The story itself, of course, is endlessly fascinating. Set in October of 1962, the film details the political maneuverings within the Pentagon as President John F. Kennedy (Bruce Greenwood), Attorney General Robert Kennedy (Steven Culp), presidential aide Kenny O'Connell (Kevin Costner), and numerous politicos and government officials react to the presence of Soviet nuclear missiles in Cuba; war with the Soviets appears inevitable, and despite pressure from his top aides to use force in having the missiles removed, JFK is determined to keep peace. The tagline for the film's advertising campaign is "You'll Never Believe How Close We Came," and that simple sentence keys directly into Thirteen Days' hook; Donaldson, screenwriter David Self, and the talented cast do an expert job of showing how there seemed to be no option but to go to war, and it was only through incredible shrewdness, conscience, and luck that World War III was averted.
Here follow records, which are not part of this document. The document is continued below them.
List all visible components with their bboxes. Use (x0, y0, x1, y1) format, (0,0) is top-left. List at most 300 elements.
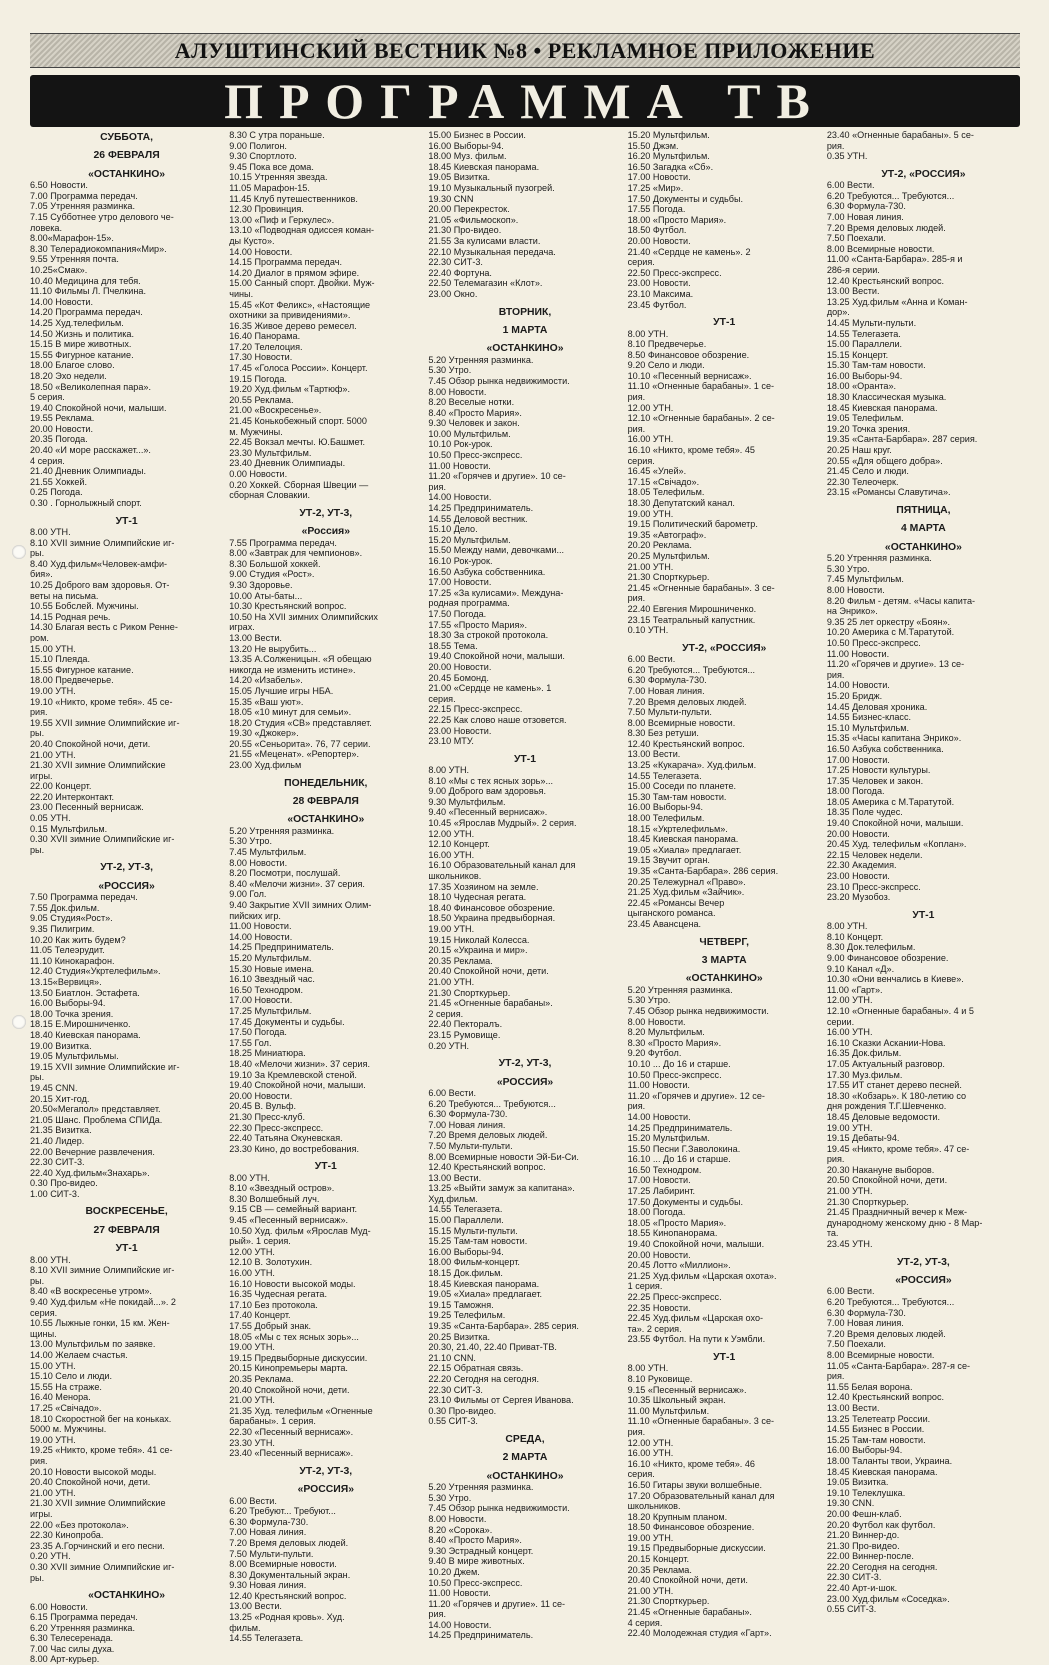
tv-program-banner (30, 75, 1020, 127)
channel-heading: УТ-1 (115, 515, 138, 527)
program-entry: рия. (627, 392, 646, 403)
program-entry: 10.20 Америка с М.Таратутой. (826, 627, 955, 638)
program-entry: 16.00 Выборы-94. (627, 802, 704, 813)
program-entry: 23.10 Максима. (627, 288, 694, 299)
program-entry: та. (826, 1228, 839, 1239)
program-entry: 7.45 Мультфильм. (826, 574, 904, 585)
program-entry: 21.35 Худ. телефильм «Огненные (229, 1405, 373, 1416)
program-entry: 17.00 Новости. (627, 1175, 691, 1186)
program-entry: 10.00 Мультфильм. (428, 428, 511, 439)
program-entry: 7.50 Поехали. (826, 233, 886, 244)
program-entry: 20.35 Реклама. (229, 1373, 294, 1384)
program-entry: 8.10 «Звездный остров». (229, 1183, 335, 1194)
program-entry: 22.40 Молодежная студия «Гарт». (627, 1628, 772, 1639)
program-entry: веты на письма. (30, 590, 99, 601)
program-entry: 14.45 Мульти-пульти. (826, 317, 917, 328)
program-entry: 20.35 Реклама. (428, 955, 493, 966)
program-entry: 17.00 Новости. (627, 172, 691, 183)
program-entry: 19.25 Телефильм. (428, 1310, 506, 1321)
program-entry: 23.00 Окно. (428, 288, 478, 299)
program-entry: 17.50 Погода. (229, 1027, 287, 1038)
program-entry: 22.00 Концерт. (30, 781, 92, 792)
program-entry: 8.00 Новости. (229, 857, 288, 868)
program-entry: 5.20 Утренняя разминка. (229, 825, 335, 836)
program-entry: 16.00 Выборы-94. (30, 998, 106, 1009)
program-entry: 20.40 Спокойной ночи, дети. (30, 738, 151, 749)
program-entry: 15.10 Дело. (428, 524, 478, 535)
channel-heading: УТ-1 (513, 753, 537, 765)
program-entry: 14.25 Предприниматель. (428, 503, 534, 514)
program-entry: 19.15 Николай Колесса. (428, 934, 530, 945)
program-entry: 7.45 Мультфильм. (229, 847, 307, 858)
program-entry: 20.20 Футбол как футбол. (826, 1519, 936, 1530)
program-entry: 19.55 Реклама. (30, 413, 95, 424)
program-entry: 20.30, 21.40, 22.40 Приват-ТВ. (428, 1342, 557, 1353)
program-entry: 8.30 Волшебный луч. (229, 1193, 320, 1204)
program-entry: 13.25 Худ.фильм «Анна и Коман- (826, 296, 968, 307)
program-entry: 6.15 Программа передач. (30, 1612, 138, 1623)
program-entry: 14.00 Новости. (229, 246, 293, 257)
program-entry: 17.25 Новости культуры. (826, 765, 931, 776)
program-entry: 15.20 Мультфильм. (428, 534, 511, 545)
program-entry: 23.30 Мультфильм. (229, 447, 312, 458)
program-entry: 16.00 Выборы-94. (428, 1246, 504, 1257)
program-entry: 17.05 Актуальный разговор. (826, 1058, 945, 1069)
program-entry: 11.00 Новости. (229, 921, 292, 932)
program-entry: 22.45 Вокзал мечты. Ю.Башмет. (229, 437, 365, 448)
program-entry: та». 2 серия. (627, 1323, 682, 1334)
program-entry: 15.20 Бридж. (826, 690, 883, 701)
program-entry: 21.10 CNN. (428, 1352, 476, 1363)
program-entry: 14.30 Благая весть с Риком Ренне- (30, 622, 178, 633)
program-entry: 0.20 УТН. (30, 1551, 71, 1562)
program-entry: 17.55 «Просто Мария». (428, 619, 527, 630)
program-entry: 14.20 «Изабель». (229, 675, 303, 686)
channel-heading: «ОСТАНКИНО» (287, 814, 365, 826)
program-entry: 15.50 Джэм. (627, 140, 679, 151)
program-entry: 10.20 Джем. (428, 1566, 480, 1577)
program-entry: 18.00 Благое слово. (30, 360, 115, 371)
program-entry: 19.30 CNN. (826, 1498, 875, 1509)
program-entry: 10.25«Смак». (30, 264, 88, 275)
program-entry: 17.00 Новости. (826, 754, 890, 765)
program-entry: 286-я серии. (826, 264, 880, 275)
program-entry: 0.30 Про-видео. (30, 1178, 98, 1189)
program-entry: 19.35 «Автограф». (627, 529, 707, 540)
program-entry: 22.45 «Романсы Вечер (627, 897, 725, 908)
program-entry: 19.40 Спокойной ночи, малыши. (30, 402, 167, 413)
program-entry: 15.00 УТН. (30, 1360, 76, 1371)
program-entry: 23.00 Новости. (428, 725, 492, 736)
program-entry: 0.30 XVII зимние Олимпийские иг- (30, 834, 175, 845)
program-entry: 10.00 Аты-баты... (229, 590, 303, 601)
program-entry: 12.40 Крестьянский вопрос. (428, 1162, 546, 1173)
program-entry: 10.15 Утренняя звезда. (229, 172, 328, 183)
program-entry: 10.10 ... До 16 и старше. (627, 1058, 731, 1069)
program-entry: 22.20 Сегодня на сегодня. (826, 1561, 938, 1572)
program-entry: 23.20 Музобоз. (826, 892, 891, 903)
program-entry: рия. (30, 1455, 48, 1466)
program-entry: 6.00 Вести. (826, 1286, 875, 1297)
program-entry: 21.30 Пресс-клуб. (229, 1111, 306, 1122)
program-entry: 18.45 Киевская панорама. (826, 402, 938, 413)
program-entry: 16.00 УТН. (229, 1268, 275, 1279)
program-entry: 0.20 УТН. (428, 1040, 470, 1051)
program-entry: 12.10 Концерт. (428, 839, 490, 850)
program-entry: 20.50 Спокойной ночи, дети. (826, 1175, 948, 1186)
program-entry: 7.00 Программа передач. (30, 190, 138, 201)
program-entry: 22.30 Кинопроба. (30, 1530, 104, 1541)
program-entry: 22.40 Арт-и-шок. (826, 1583, 898, 1594)
program-entry: 21.00 УТН. (229, 1395, 275, 1406)
program-entry: 9.30 Человек и закон. (428, 418, 520, 429)
program-entry: 21.55 «Меценат». «Репортер». (229, 749, 359, 760)
program-entry: 22.15 Пресс-экспресс. (428, 704, 523, 715)
program-entry: 11.20 «Горячев и другие». 13 се- (826, 659, 965, 670)
program-entry: рия. (627, 593, 646, 604)
program-entry: 19.15 Политический барометр. (627, 519, 758, 530)
program-entry: 10.35 Школьный экран. (627, 1395, 726, 1406)
program-entry: 10.10 «Песенный вернисаж». (627, 370, 752, 381)
program-entry: 13.25 «Выйти замуж за капитана». (428, 1183, 575, 1194)
program-entry: 14.55 Телегазета. (627, 770, 702, 781)
program-entry: 14.15 Родная речь. (30, 611, 111, 622)
program-entry: 18.15 Е.Мирошниченко. (30, 1019, 131, 1030)
program-entry: 22.40 Татьяна Окуневская. (229, 1133, 343, 1144)
program-entry: 6.20 Требуются... Требуются... (826, 190, 955, 201)
program-entry: 18.15 Док.фильм. (428, 1268, 503, 1279)
program-entry: 18.00 «Оранта». (826, 381, 897, 392)
program-entry: 21.20 Виннер-до. (826, 1530, 900, 1541)
channel-heading: УТ-2, УТ-3, (897, 1256, 950, 1268)
program-entry: 10.55 Бобслей. Мужчины. (30, 601, 139, 612)
program-entry: 16.10 «Никто, кроме тебя». 46 (627, 1458, 755, 1469)
program-entry: 14.20 Диалог в прямом эфире. (229, 267, 360, 278)
program-entry: 21.30 Спорткурьер. (826, 1196, 909, 1207)
program-entry: 9.20 Село и люди. (627, 360, 705, 371)
program-entry: ды Кусто». (229, 235, 275, 246)
channel-heading: УТ-1 (912, 909, 935, 921)
channel-heading: «ОСТАНКИНО» (486, 1470, 564, 1482)
program-entry: 22.15 Человек недели. (826, 849, 923, 860)
program-entry: 21.45 Село и люди. (826, 466, 909, 477)
program-entry: 14.55 Бизнес-класс. (826, 712, 912, 723)
program-entry: 8.10 Концерт. (826, 931, 884, 942)
program-entry: 11.00 Новости. (826, 648, 890, 659)
program-entry: 15.45 «Кот Феликс», «Настоящие (229, 299, 371, 310)
program-entry: 20.45 Бомонд. (428, 672, 489, 683)
channel-heading: 26 ФЕВРАЛЯ (93, 150, 160, 162)
program-entry: 5.30 Утро. (428, 1492, 472, 1503)
program-entry: м. Мужчины. (229, 426, 283, 437)
program-entry: 11.00 Новости. (428, 460, 491, 471)
channel-heading: 27 ФЕВРАЛЯ (93, 1224, 160, 1236)
program-entry: 10.10 Рок-урок. (428, 439, 493, 450)
channel-heading: «ОСТАНКИНО» (88, 1590, 166, 1602)
program-entry: 14.50 Жизнь и политика. (30, 328, 134, 339)
program-entry: 6.00 Вести. (229, 1495, 277, 1506)
program-entry: 11.55 Белая ворона. (826, 1381, 913, 1392)
program-entry: 16.35 Док.фильм. (826, 1048, 902, 1059)
program-entry: 12.30 Провинция. (229, 204, 304, 215)
program-entry: 11.20 «Горячев и другие». 11 се- (428, 1598, 566, 1609)
program-entry: 17.25 «Мир». (627, 182, 684, 193)
program-entry: 19.35 «Санта-Барбара». 286 серия. (627, 866, 779, 876)
program-entry: 20.00 Перекресток. (428, 204, 510, 215)
program-entry: 20.25 Визитка. (428, 1331, 491, 1342)
program-entry: 14.00 Новости. (428, 1619, 492, 1630)
program-entry: 14.25 Предприниматель. (229, 942, 334, 953)
program-entry: 8.30 «Просто Мария». (627, 1037, 722, 1048)
program-entry: 13.00 Вести. (627, 749, 681, 760)
program-entry: 9.40 В мире животных. (428, 1556, 525, 1567)
program-entry: 8.20 Мультфильм. (627, 1027, 705, 1038)
program-entry: 19.05 «Хиала» предлагает. (627, 844, 742, 855)
program-entry: 18.00 Фильм-концерт. (428, 1257, 520, 1268)
program-entry: 17.30 Муз.фильм. (826, 1069, 903, 1080)
program-entry: 23.00 Новости. (627, 278, 691, 289)
program-entry: 20.00 Новости. (229, 1090, 293, 1101)
program-entry: 16.50 Азбука собственника. (428, 566, 546, 577)
program-entry: 20.40 «И море расскажет...». (30, 445, 151, 456)
program-entry: 8.30 Большой хоккей. (229, 558, 321, 569)
program-entry: барабаны». 1 серия. (229, 1416, 316, 1427)
program-entry: 11.10 Кинокарафон. (30, 955, 115, 966)
program-entry: 21.45 «Огненные барабаны». 3 се- (627, 582, 775, 593)
program-entry: 11.00 Новости. (428, 1588, 491, 1599)
program-entry: 21.30 XVII зимние Олимпийские (30, 760, 166, 771)
channel-heading: УТ-1 (713, 1351, 736, 1363)
program-entry: 12.10 В. Золотухин. (229, 1257, 313, 1268)
program-entry: 12.00 УТН. (428, 828, 475, 839)
program-entry: 6.00 Вести. (428, 1087, 477, 1098)
program-entry: 7.20 Время деловых людей. (428, 1130, 548, 1141)
program-entry: 18.35 Поле чудес. (826, 807, 903, 818)
program-entry: 8.50 Финансовое обозрение. (627, 349, 750, 360)
program-entry: 23.15 «Романсы Славутича». (826, 487, 951, 498)
channel-heading: СУББОТА, (100, 132, 154, 143)
program-entry: 15.55 Фигурное катание. (30, 664, 134, 675)
program-entry: 14.55 Телегазета. (826, 328, 901, 339)
program-entry: 21.40 Дневник Олимпиады. (30, 466, 146, 477)
program-entry: 8.30 Документальный экран. (229, 1569, 351, 1580)
program-entry: 23.45 Авансцена. (627, 918, 702, 929)
program-entry: 23.15 Румовище. (428, 1029, 501, 1040)
program-entry: 12.00 УТН. (229, 1246, 275, 1257)
program-entry: 19.15 Погода. (229, 373, 287, 384)
program-entry: дня рождения Т.Г.Шевченко. (826, 1101, 947, 1112)
program-entry: 7.50 Программа передач. (30, 892, 138, 903)
program-entry: 21.55 За кулисами власти. (428, 235, 541, 246)
program-entry: 19.15 Звучит орган. (627, 855, 710, 866)
program-entry: 2 серия. (428, 1008, 464, 1019)
program-entry: 15.30 Там-там новости. (826, 360, 926, 371)
channel-heading: 4 МАРТА (901, 523, 946, 535)
program-entry: 20.40 Спокойной ночи, дети. (30, 1477, 151, 1488)
program-entry: 1 серия. (627, 1281, 663, 1292)
program-entry: 23.10 Фильмы от Сергея Иванова. (428, 1395, 574, 1406)
program-entry: играх. (229, 622, 255, 633)
program-entry: 10.30 «Они венчались в Киеве». (826, 974, 964, 985)
program-entry: 9.15 «Песенный вернисаж». (627, 1384, 747, 1395)
program-entry: 9.30 Новая линия. (229, 1580, 307, 1591)
program-entry: 21.05 «Фильмоскоп». (428, 214, 519, 225)
program-entry: ром. (30, 632, 49, 643)
program-entry: 22.30 Телеочерк. (826, 476, 899, 487)
program-entry: 14.55 Телегазета. (229, 1633, 304, 1644)
program-entry: 18.25 Миниатюра. (229, 1048, 306, 1059)
channel-heading: УТ-2, УТ-3, (299, 1465, 353, 1477)
program-entry: 15.25 Там-там новости. (428, 1236, 528, 1247)
program-entry: 6.20 Утренняя разминка. (30, 1622, 136, 1633)
program-entry: 15.20 Мультфильм. (627, 130, 710, 140)
program-entry: 19.00 УТН. (30, 685, 76, 696)
program-entry: 8.40 «Мелочи жизни». 37 серия. (229, 878, 365, 889)
program-entry: 8.30 С утра пораньше. (229, 130, 325, 140)
program-entry: 22.30 «Песенный вернисаж». (229, 1426, 354, 1437)
program-entry: 19.15 Предвыборные дискуссии. (229, 1352, 368, 1363)
program-entry: фильм. (229, 1622, 261, 1633)
program-entry: 14.25 Предприниматель. (428, 1630, 534, 1641)
program-entry: 9.45 «Песенный вернисаж». (229, 1215, 349, 1226)
program-entry: 18.00 Точка зрения. (30, 1008, 114, 1019)
program-entry: 22.30 СИТ-3. (428, 1384, 483, 1395)
program-entry: 15.15 Мульти-пульти. (428, 1225, 518, 1236)
program-entry: 9.55 Утренняя почта. (30, 254, 119, 265)
program-entry: на Энрико». (826, 606, 878, 617)
program-entry: 10.55 Лыжные гонки, 15 км. Жен- (30, 1318, 170, 1329)
program-entry: 21.45 «Огненные барабаны». (627, 1607, 752, 1618)
program-entry: 15.00 Санный спорт. Двойки. Муж- (229, 278, 375, 289)
program-entry: рия. (428, 481, 446, 492)
program-entry: 15.50 Песни Г.Заволокина. (627, 1143, 741, 1154)
program-entry: 21.30 Спорткурьер. (627, 1596, 710, 1607)
program-entry: 15.20 Мультфильм. (627, 1133, 710, 1144)
program-entry: 17.55 Погода. (627, 204, 686, 215)
program-entry: серия. (627, 1469, 655, 1480)
program-entry: 8.00 УТН. (627, 1363, 669, 1374)
program-entry: рия. (627, 1101, 646, 1112)
program-entry: 18.50 Футбол. (627, 225, 687, 236)
program-entry: 9.05 Студия«Рост». (30, 913, 113, 924)
program-entry: 16.10 Образовательный канал для (428, 860, 576, 871)
program-entry: 19.00 УТН. (627, 508, 674, 519)
program-entry: 22.45 Худ.фильм «Царская охо- (627, 1313, 764, 1324)
program-entry: 13.00 Вести. (229, 632, 282, 643)
program-entry: игры. (30, 770, 53, 781)
program-entry: 22.20 Интерконтакт. (30, 791, 115, 802)
program-entry: 15.00 Соседи по планете. (627, 781, 737, 792)
program-entry: 16.10 Новости высокой моды. (229, 1278, 356, 1289)
program-entry: 7.55 Док.фильм. (30, 902, 100, 913)
program-entry: 20.25 Наш круг. (826, 445, 892, 456)
channel-heading: ПЯТНИЦА, (896, 505, 951, 516)
program-entry: 18.30 Классическая музыка. (826, 392, 947, 403)
program-entry: 20.40 Спокойной ночи, дети. (428, 966, 549, 977)
program-entry: 18.40 «Мелочи жизни». 37 серия. (229, 1058, 370, 1069)
schedule-column-5 (826, 130, 1020, 1615)
program-entry: 18.05 «10 минут для семьи». (229, 707, 352, 718)
program-entry: 9.35 25 лет оркестру «Боян». (826, 616, 951, 627)
program-entry: 7.45 Обзор рынка недвижимости. (428, 375, 570, 386)
program-entry: бия». (30, 569, 53, 580)
program-entry: рия. (826, 1154, 845, 1165)
program-entry: 12.40 Крестьянский вопрос. (229, 1590, 347, 1601)
program-entry: 19.30 «Джокер». (229, 728, 299, 739)
program-entry: 5.20 Утренняя разминка. (428, 354, 534, 365)
program-entry: 0.30 . Горнолыжный спорт. (30, 498, 142, 509)
program-entry: 7.15 Субботнее утро делового че- (30, 212, 174, 222)
program-entry: 20.30 Накануне выборов. (826, 1164, 935, 1175)
program-entry: 7.45 Обзор рынка недвижимости. (627, 1005, 769, 1016)
program-entry: 23.10 Пресс-экспресс. (826, 881, 921, 892)
program-entry: 23.00 Худ.фильм (229, 760, 302, 771)
program-entry: 0.00 Новости. (229, 469, 288, 479)
schedule-column-4 (627, 130, 821, 1639)
program-entry: серия. (30, 1307, 58, 1318)
program-entry: 18.00 Таланты твои, Украина. (826, 1455, 953, 1466)
program-entry: 7.50 Поехали. (826, 1339, 886, 1350)
program-entry: 6.20 Требуют... Требуют... (229, 1506, 336, 1517)
program-entry: охотники за привидениями». (229, 310, 351, 321)
program-entry: 14.15 Программа передач. (229, 257, 342, 268)
program-entry: 22.40 Фортуна. (428, 267, 492, 278)
program-entry: 19.00 УТН. (826, 1122, 873, 1133)
program-entry: 22.10 Музыкальная передача. (428, 246, 556, 257)
program-entry: 15.55 Фигурное катание. (30, 349, 134, 360)
program-entry: ры. (30, 1275, 45, 1286)
program-entry: 8.20 Посмотри, послушай. (229, 868, 341, 879)
program-entry: никогда не изменить истине». (229, 664, 356, 675)
channel-heading: «Россия» (301, 526, 351, 538)
program-entry: чины. (229, 288, 254, 299)
program-entry: 16.45 «Улей». (627, 466, 687, 477)
channel-heading: УТ-2, УТ-3, (498, 1058, 552, 1070)
program-entry: 10.25 Доброго вам здоровья. От- (30, 580, 170, 590)
program-entry: 8.40 «В воскресенье утром». (30, 1286, 152, 1297)
program-entry: 8.00 Всемирные новости. (229, 1559, 337, 1570)
program-entry: 7.45 Обзор рынка недвижимости. (428, 1503, 570, 1514)
program-entry: 7.20 Время деловых людей. (229, 1537, 349, 1548)
program-entry: 19.05 Телефильм. (826, 413, 904, 424)
program-entry: 18.10 Чудесная регата. (428, 892, 527, 903)
program-entry: 14.25 Предприниматель. (627, 1122, 733, 1133)
program-entry: 10.50 Пресс-экспресс. (428, 450, 523, 461)
program-entry: 12.40 Крестьянский вопрос. (826, 275, 945, 286)
program-entry: 21.30 Спорткурьер. (627, 572, 710, 583)
program-entry: 7.20 Время деловых людей. (627, 696, 747, 707)
program-entry: 7.50 Мульти-пульти. (627, 707, 712, 718)
program-entry: щины. (30, 1328, 57, 1339)
program-entry: 13.10 «Подводная одиссея коман- (229, 225, 375, 236)
program-entry: 19.00 УТН. (30, 1434, 76, 1445)
program-entry: 7.00 Новая линия. (229, 1527, 307, 1538)
punch-hole-bottom (12, 1015, 26, 1029)
program-entry: 11.00 Новости. (627, 1080, 690, 1091)
program-entry: 19.30 CNN (428, 193, 474, 204)
program-entry: 5.30 Утро. (826, 563, 870, 574)
program-entry: 22.25 Как слово наше отзовется. (428, 714, 567, 725)
program-entry: 22.40 Пекторалъ. (428, 1019, 503, 1030)
banner-title: ПРОГРАММА ТВ (224, 73, 826, 129)
program-entry: 15.35 «Ваш уют». (229, 696, 304, 707)
program-entry: 15.30 Там-там новости. (627, 791, 727, 802)
program-entry: 7.00 Новая линия. (826, 211, 904, 222)
channel-heading: ЧЕТВЕРГ, (699, 936, 749, 948)
program-entry: 21.25 Худ.фильм «Царская охота». (627, 1270, 777, 1281)
program-entry: 13.00 Вести. (229, 1601, 282, 1612)
program-entry: 15.25 Там-там новости. (826, 1434, 926, 1445)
And yet the movie still doesn't come off as gripping entertainment, due to the nagging sameness of its presentation. The screenwriter has the daunting task of providing us with a great deal of information, which he does ably, but it makes the movie feel repetitive; we get scene after scene of JFK being briefed on the current state of the crisis, listen as military officials make strategic recommendations, see Costner's O'Donnell get indignant over their zealotry, and watch the president furrow his brow and ruminate over the next course of action. This scene is repeated with slight variations more than a half dozen times during the course of the film, and no matter how true to life it is, it doesn't exactly make for stirring cinema. (Rumination is not the most visual of activities.) Donaldson does some fine work with his actors, but he doesn't seem able to breathe much life into these static, behind-closed-doors sequences, and visually, the movie is very drab; it looks like it was shot in a '60s-era fallout shelter.

That's a shame, because Thirteen Days does have some crackerjack sequences, particularly when we're freed from the confines of the Pentagon. A scene in which American aircraft are shot at while photographing Cuban missile sites has some tension, and there are occasional (far too infrequent) shots of a panicked American public watching the news and fearing the worst; the film might have had more impact if we had a stronger sense of what the crisis meant to those outside of Washington. The cast, too, can hardly be faulted for its work. Greenwood and Culp are well-matched and give a lot of shading to roles that could've been played merely as caricature, and Dylan Baker as Robert McNamara and Michael Fairman as Adlai Stevenson are particularly strong. Even Costner, despite his laughable attempt at a Boston accent, shows some dramatic fire. But their hard work still amounts to little more than an above-average TV movie, one that should be lauded for its good intentions - and one that, perhaps, should even be seen for them - while its actual presentation rates a shrug.